You’ve seen the schedules of many new construction projects disappear.
“It’s been very, very hard,” Afzal said.
“We’re paying the mortgage, we’re paying the rent, plus bills for both properties.”
Afzal estimates that they are sacrificing 70 percent of their income on housing right now.
Couple forced to move in with their parents
It’s a familiar story for Nurse Steryn Wheeler.
He was told that a build would take six to eight months.
A year and a half after signing the contract, she and her partner have had to move in with their parents in the midst of a rent crisis while they wait for their house to be finished.
He worries that rates will go even higher.
“You just get really nervous…especially being in your twenties, you know, the future of, are we going to have kids?” she said.
“We really can’t do that with these kinds of price increases.”
Ms. Wheeler now regrets getting locked into building a house, and meets many other young people in the same boat they bought during the pandemic.
“I think we got so caught up in wanting to have the grants and be independent and have an adult lifestyle that we forgot what we really wanted in our 20s,” she said.
“We have nowhere to go from here. We are stuck with these houses and these huge interest rates.”
Loans go up, prices go up
Data from the Australian Bureau of Statistics (ABS) shows that there was an increase in first time home buyers during the pandemic.
The amount people borrowed on average also increased over the previous two and a half years.

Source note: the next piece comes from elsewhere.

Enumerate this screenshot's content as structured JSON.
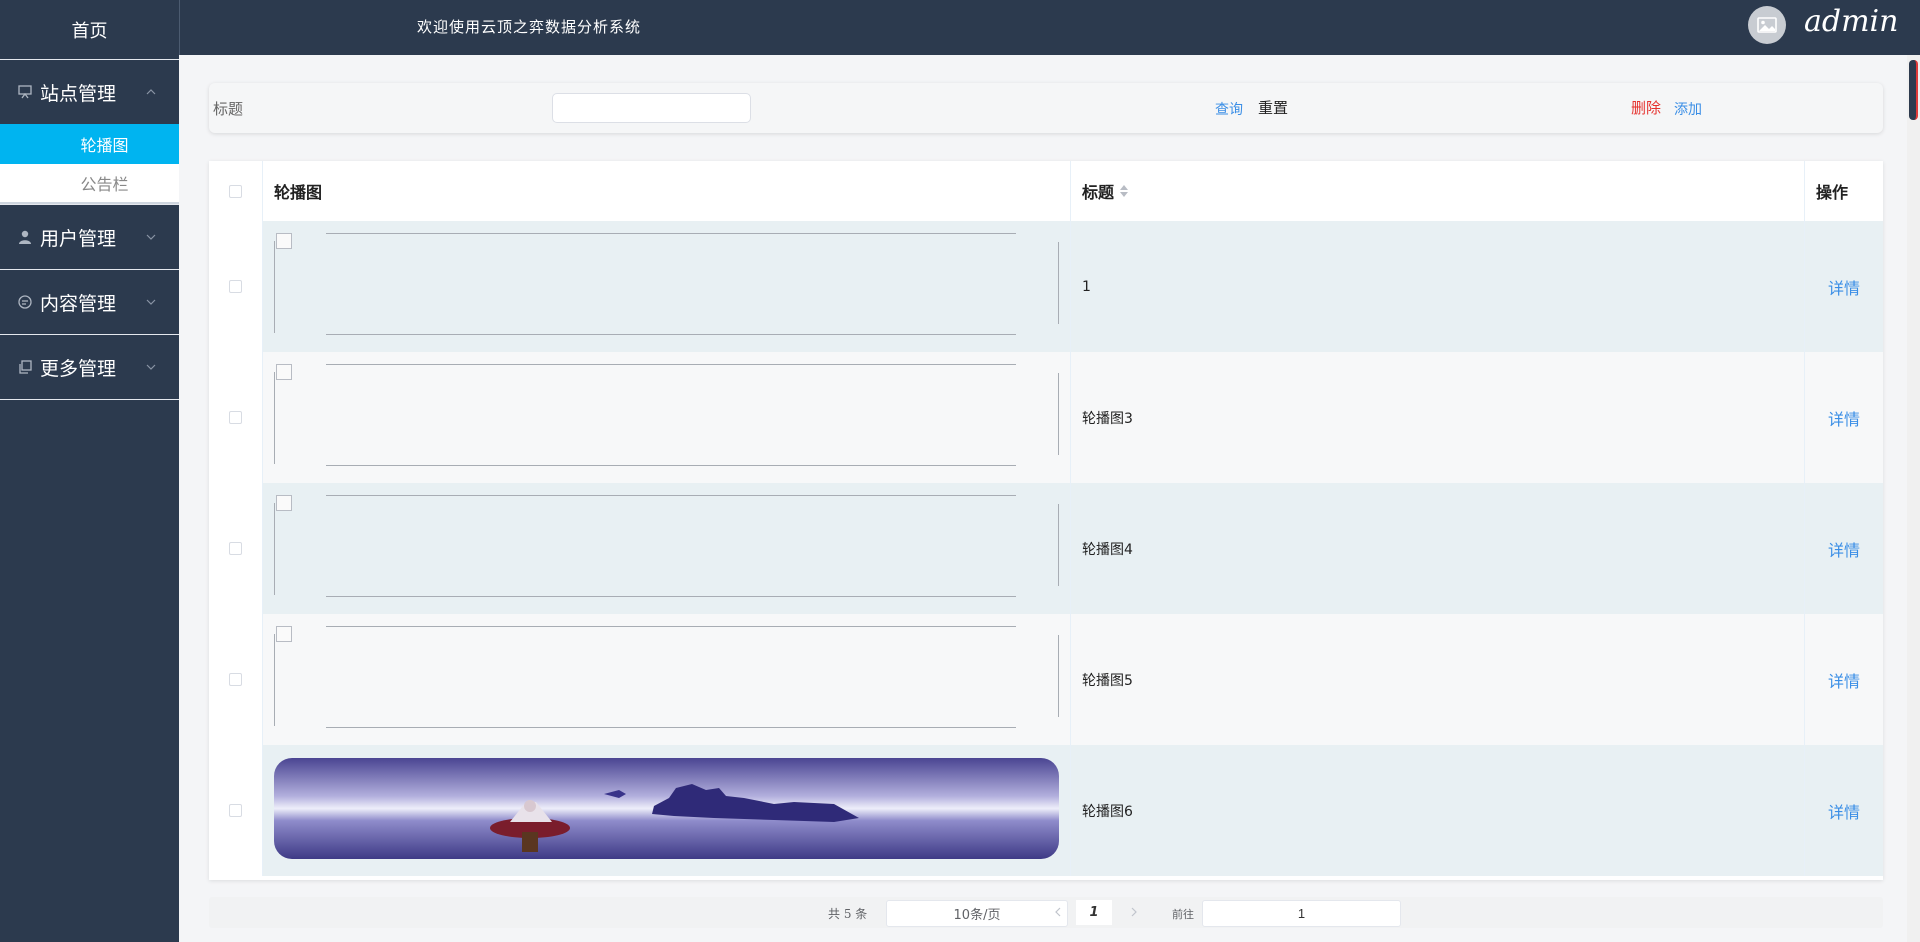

ABS data shows that average loans increased from $504,000 in January 2020 to $611,000 in June of this year.
Digital Finance Analytics Principal Analyst Martin North said many first-time buyers entered the market to take advantage of government incentives for homebuilders.

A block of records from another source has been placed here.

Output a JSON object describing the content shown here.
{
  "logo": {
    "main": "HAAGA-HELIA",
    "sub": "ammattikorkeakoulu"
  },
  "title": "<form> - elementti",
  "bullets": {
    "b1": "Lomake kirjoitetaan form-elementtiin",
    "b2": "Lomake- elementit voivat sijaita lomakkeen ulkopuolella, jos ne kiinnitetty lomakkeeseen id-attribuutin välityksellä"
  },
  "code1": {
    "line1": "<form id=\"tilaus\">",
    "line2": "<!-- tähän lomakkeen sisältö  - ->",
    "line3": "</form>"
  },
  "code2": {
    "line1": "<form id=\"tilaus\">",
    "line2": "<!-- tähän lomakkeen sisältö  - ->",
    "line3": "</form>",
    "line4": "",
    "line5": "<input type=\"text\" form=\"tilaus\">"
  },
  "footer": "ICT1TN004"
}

But those incentives also helped push prices up.
“They tended to buy with very large mortgages that they bought at the top of the market, and now there’s a pincer movement,” North said.
“Rates are going up, mortgage rates are going up, prices are starting to go down. And a lot of them are actually [now] in difficulty of financial flow”.

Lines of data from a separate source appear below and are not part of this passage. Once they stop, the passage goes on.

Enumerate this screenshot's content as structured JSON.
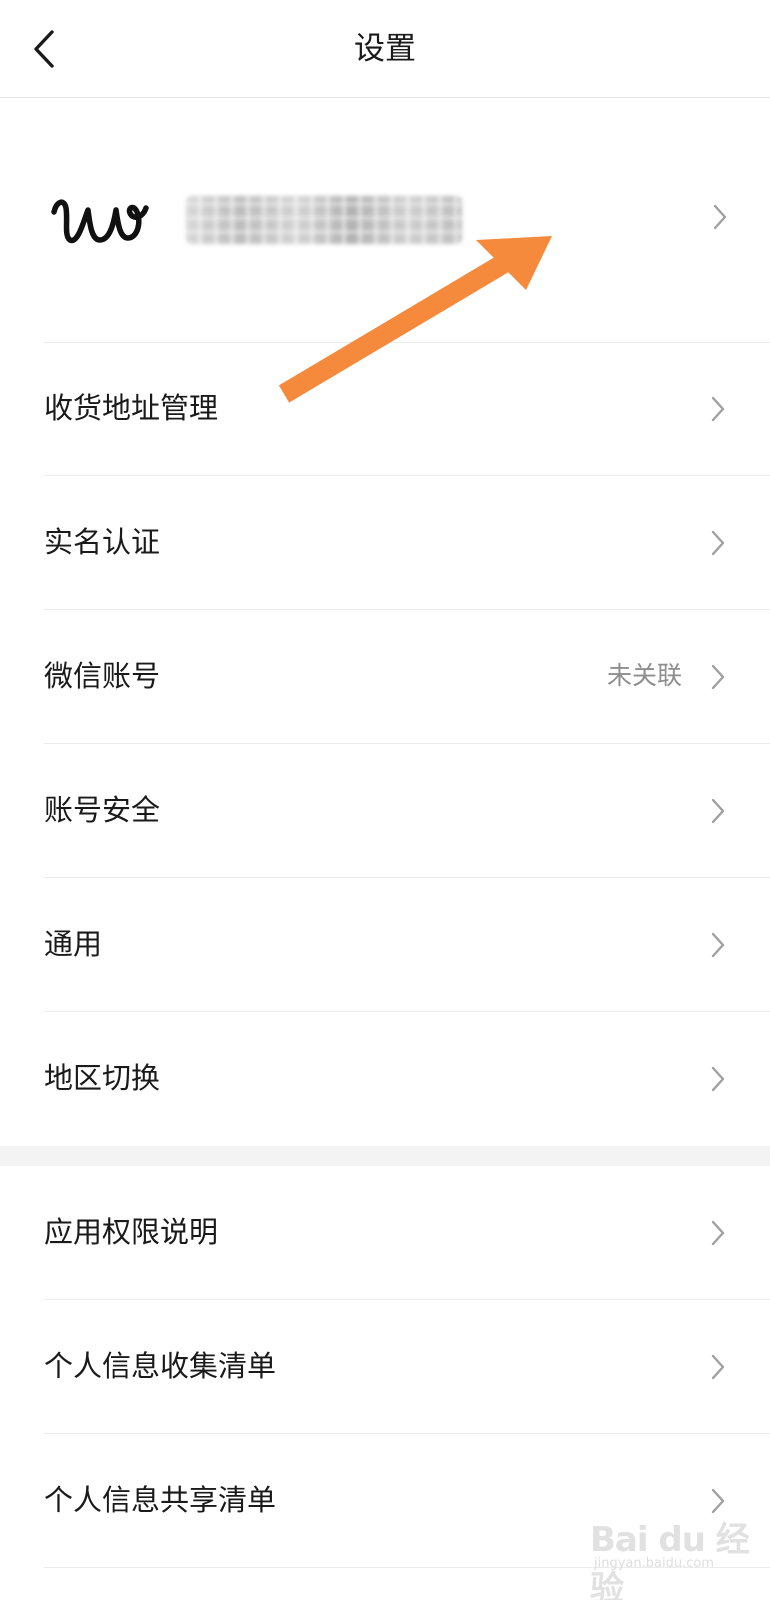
{
  "header": {
    "title": "设置",
    "back_icon": "chevron-left-icon"
  },
  "profile": {
    "avatar_text": "w",
    "name_masked": true,
    "chevron_icon": "chevron-right-icon"
  },
  "section_one": [
    {
      "label": "收货地址管理"
    },
    {
      "label": "实名认证"
    },
    {
      "label": "微信账号",
      "value": "未关联"
    },
    {
      "label": "账号安全"
    },
    {
      "label": "通用"
    },
    {
      "label": "地区切换"
    }
  ],
  "section_two": [
    {
      "label": "应用权限说明"
    },
    {
      "label": "个人信息收集清单"
    },
    {
      "label": "个人信息共享清单"
    }
  ],
  "annotation": {
    "arrow_color": "#F58A3C",
    "arrow_icon": "annotation-arrow"
  },
  "watermark": {
    "text": "Bai du 经验",
    "sub": "jingyan.baidu.com"
  },
  "colors": {
    "divider": "#ececec",
    "secondary_text": "#8e8e8e",
    "chevron": "#a0a0a0"
  }
}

North said that while banks were not reporting higher default rates, cash flow metrics showed where people were starting to run into trouble.
Young families under stress
His analysis of June figures shows that more than 80 percent of growing young families with a mortgage face mortgage stress, meaning they pay more than 30 percent of their income on housing.
It also warned that two- and three-year term loans from people lured by pandemic price subsidies would begin to expire later this year and early next.
“In some cases, they’re going up from a 1.99 percent mortgage rate to around 4.5 percent, so that’s a really big move,” North said.
March quarter data (latest available) from the Australian Prudential Regulation Authority (APRA) shows that residential loans with 30 to 89 days maturity totaled $8.9 billion nationally.
That was a slight increase from the previous quarter, but still trending lower than the previous two years.
Genworth Insurance, which estimates it commands about 40 percent of Australia’s lenders’ mortgage insurance market, warned investors in June that rising interest rates and moderating house prices were expected to lead to increased delinquency and claims.
Mass breaches ‘unlikely’
But not all analysts believe Australia should prepare for a wave of defaults by first-time homebuyers and other households experiencing financial stress.
Director of Curtin University’s Australian Housing and Urban Research Institute Stephen Rowley said that while Australia’s labor market remained strong, he did not expect to see a big rise in default rates.
“Defaults are triggered by life events, such as a relationship breakup and illness, often job loss,” said Dr. Rowley.
“Otherwise, households tend to focus their spending on housing costs and tend to cut back on discretionary spending.
“If we were to get an increase in unemployment and people were struggling to generate the kind of income that they need, then it could be a problem.”
But he predicted that delays in building new homes would make people reluctant to enter that market in the next two to three years.
“That puts additional pressure on the established market and right now there isn’t a huge amount to buy…so we’ve seen a steady rise in prices over time.
“I think we’re in a very tough market right now…we’ve got a long way to go before we get back to what we think of as sort of a normal market where [there is] a bit of slack in the rental market and a decent offer.